Vancouver tax shift helps create walkable communities: Councillor Lisa Dominato
More taxes are headed the way of Vancouver homeowners. The city is giving business properties a $15.8-million tax break and transferring that onto residential payers.
The amount represents a two-percent tax shift approved by council April 29 in a close (6-5) vote.
Paul Sullivan is a partner with Burgess, Cawley, Sullivan and Associates Ltd., a commercial-real-estate appraisal company.
According to Sullivan, the shift means $40 in additional taxes in 2019 for owners of homes worth $1 million. For business properties with the same value, this means about $160 less in taxes.
“It’s four times different because the commercial tax rates are four times higher,” Sullivan explained in a phone interview with the Georgia Straight.
For Sullivan, the shift, which will be spread over three years starting in 2019, is about “fairness in taxation”. According to him, many people may not realize that business subsidizes the residential tax base in the city.
The property-tax expert noted that for every dollar of city services, residential-property owners pay only 70 cents. In contrast, business properties pay $1.88 for every dollar of services they consume.
He described the shift as “good management” of a situation wherein residential properties are growing at a rate of 28 to 1 compared to business properties. “You can imagine if you’re growing the residential base at a ratio of 28 to 1 over commercial, you’re rapidly increasing the subsidy on the commercial properties,” Sullivan said.
According to the city, the tax shift will provide relief to business-property owners.
Coun. Melissa De Genova was one of the five who voted against the shift. The others were Mayor Kennedy Stewart and councillors Christine Boyle, Colleen Hardwick, and Jean Swanson.
“That doesn’t mean that I voted against supporting small businesses,” De Genova told the Straight in a phone interview.
De Genova said there are other ways of reducing the tax burden on businesses without pitting them against homeowners. One example she cited is for the city to work with the province to modify the business-property class so multinational companies pay higher taxes. Revenues can be passed on to help local businesses.
De Genova also warned of unintended consequences, like how tenants may be affected by the shift.
In a letter to city hall, advocacy group LandlordBC reminded Mayor Stewart and council that purpose-built rental buildings are classified as residential for property-tax purposes.
“We are facing a rental housing crisis, and if this proposed tax shift were to proceed it would place further undue cost pressure on rental housing providers and contribute significantly to the affordability and supply challenges across the City,” the group’s CEO, David Hutniak, wrote.
City staff recommended against a shift, as this lowers taxes for all commercial properties, whether or not they need relief. “This means that Walmart is going to see a reduction in their tax, and residential homeowners are going to see an increase in their tax,” De Genova said.
With the shift, the residential tax share will be 55.9 percent, with the commercial slice at 44.1 percent.

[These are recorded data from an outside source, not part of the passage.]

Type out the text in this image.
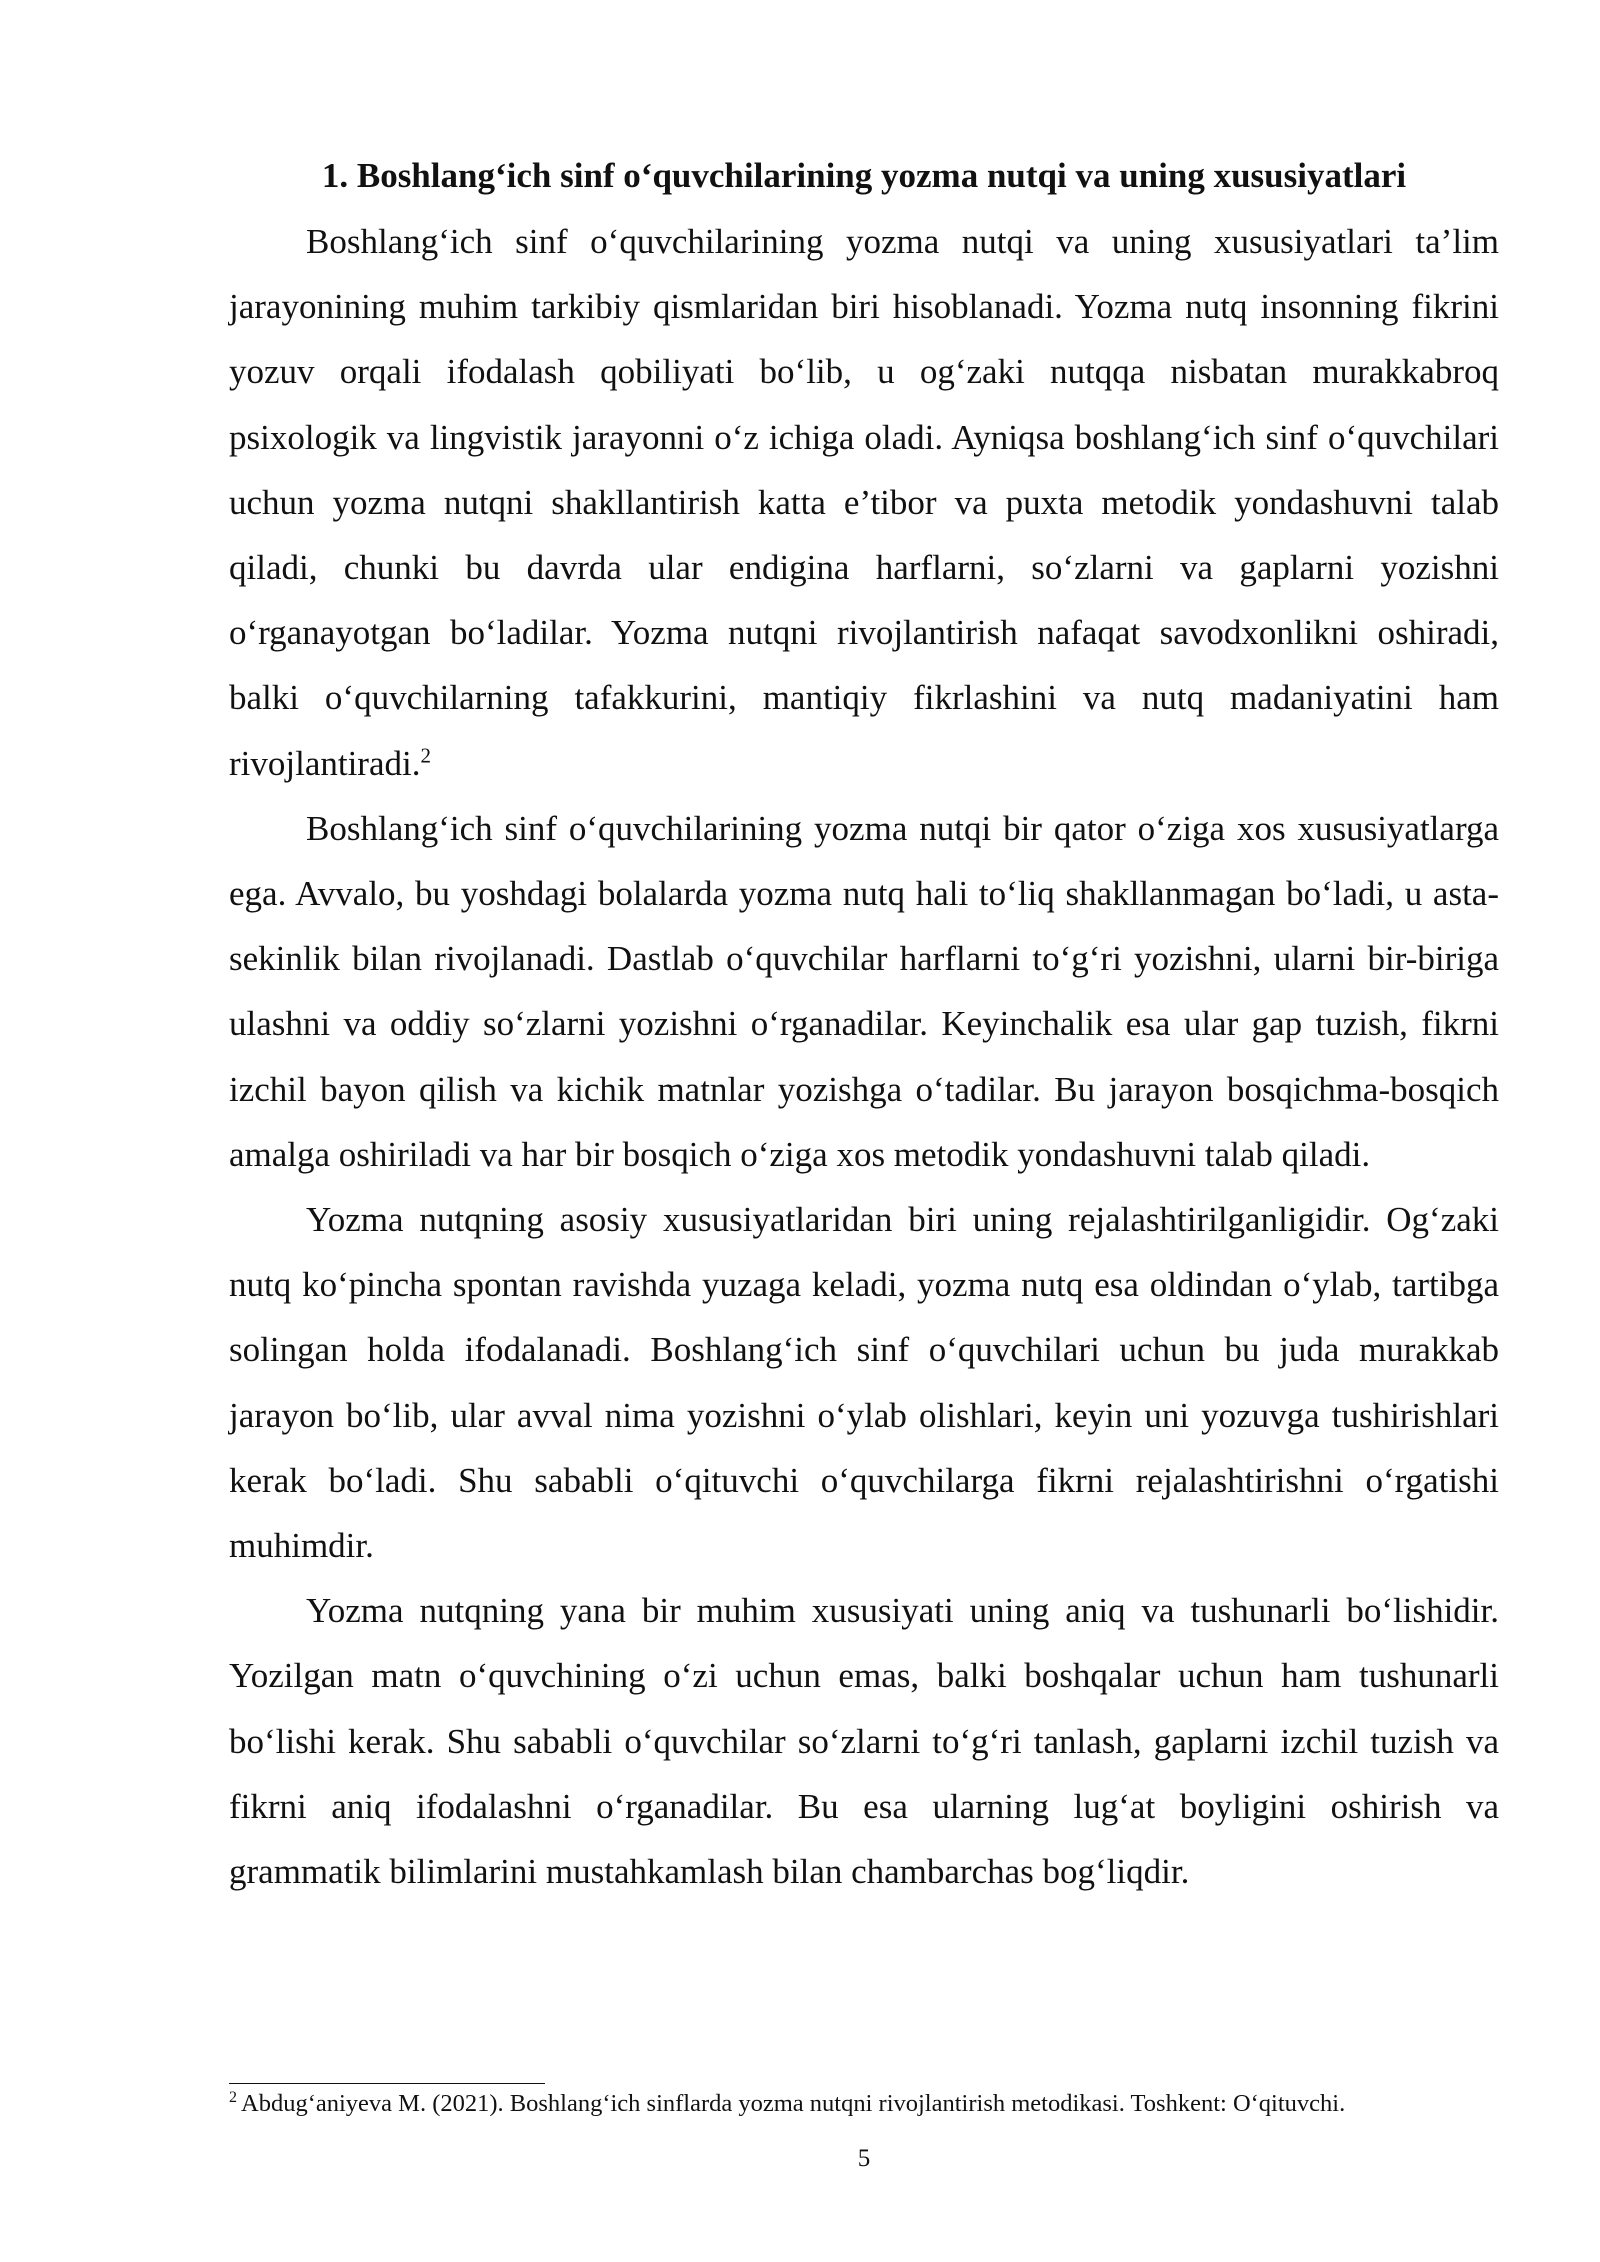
1. Boshlang‘ich sinf o‘quvchilarining yozma nutqi va uning xususiyatlari

Boshlang‘ich sinf o‘quvchilarining yozma nutqi va uning xususiyatlari ta’lim jarayonining muhim tarkibiy qismlaridan biri hisoblanadi. Yozma nutq insonning fikrini yozuv orqali ifodalash qobiliyati bo‘lib, u og‘zaki nutqqa nisbatan murakkabroq psixologik va lingvistik jarayonni o‘z ichiga oladi. Ayniqsa boshlang‘ich sinf o‘quvchilari uchun yozma nutqni shakllantirish katta e’tibor va puxta metodik yondashuvni talab qiladi, chunki bu davrda ular endigina harflarni, so‘zlarni va gaplarni yozishni o‘rganayotgan bo‘ladilar. Yozma nutqni rivojlantirish nafaqat savodxonlikni oshiradi, balki o‘quvchilarning tafakkurini, mantiqiy fikrlashini va nutq madaniyatini ham rivojlantiradi.$^2$

Boshlang‘ich sinf o‘quvchilarining yozma nutqi bir qator o‘ziga xos xususiyatlarga ega. Avvalo, bu yoshdagi bolalarda yozma nutq hali to‘liq shakllanmagan bo‘ladi, u asta-sekinlik bilan rivojlanadi. Dastlab o‘quvchilar harflarni to‘g‘ri yozishni, ularni bir-biriga ulashni va oddiy so‘zlarni yozishni o‘rganadilar. Keyinchalik esa ular gap tuzish, fikrni izchil bayon qilish va kichik matnlar yozishga o‘tadilar. Bu jarayon bosqichma-bosqich amalga oshiriladi va har bir bosqich o‘ziga xos metodik yondashuvni talab qiladi.

Yozma nutqning asosiy xususiyatlaridan biri uning rejalashtirilganligidir. Og‘zaki nutq ko‘pincha spontan ravishda yuzaga keladi, yozma nutq esa oldindan o‘ylab, tartibga solingan holda ifodalanadi. Boshlang‘ich sinf o‘quvchilari uchun bu juda murakkab jarayon bo‘lib, ular avval nima yozishni o‘ylab olishlari, keyin uni yozuvga tushirishlari kerak bo‘ladi. Shu sababli o‘qituvchi o‘quvchilarga fikrni rejalashtirishni o‘rgatishi muhimdir.

Yozma nutqning yana bir muhim xususiyati uning aniq va tushunarli bo‘lishidir. Yozilgan matn o‘quvchining o‘zi uchun emas, balki boshqalar uchun ham tushunarli bo‘lishi kerak. Shu sababli o‘quvchilar so‘zlarni to‘g‘ri tanlash, gaplarni izchil tuzish va fikrni aniq ifodalashni o‘rganadilar. Bu esa ularning lug‘at boyligini oshirish va grammatik bilimlarini mustahkamlash bilan chambarchas bog‘liqdir.

$^2$ Abdug‘aniyeva M. (2021). Boshlang‘ich sinflarda yozma nutqni rivojlantirish metodikasi. Toshkent: O‘qituvchi.

5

Coun. Lisa Dominato voted in favour of the shift, as did Rebecca Bligh, Adriane Carr, Pete Fry, Sarah Kirby-Yung, and Michael Wiebe.
According to Dominato, it was about helping the mom-and-pop stores. “This tax shift provides that needed relief to our small-business community,” she told the Straight by phone. “Ninety-eight percent of the businesses we have in the city are actually small businesses, and so we felt it was really important to support small businesses. What I’ve heard from residents is they value their small businesses, and so, you know, that was what really informed my perspective.”
Dominato also said that the measure ties into a raft of six so-called big moves to deal with climate change approved by council at the same April 29 meeting. According to her, local independent businesses are important in the development of a walkable city, as people will not need to have a car to drive to big-box stores.
A city staff report explained that the city can reduce its greenhouse-gas emissions by 153,000 tonnes per year by making it easier for people to get to daily destinations like shops and services.
“We want to have a thriving local economy,” Dominato said. “People want to have jobs here. They want to be able to live and work here.”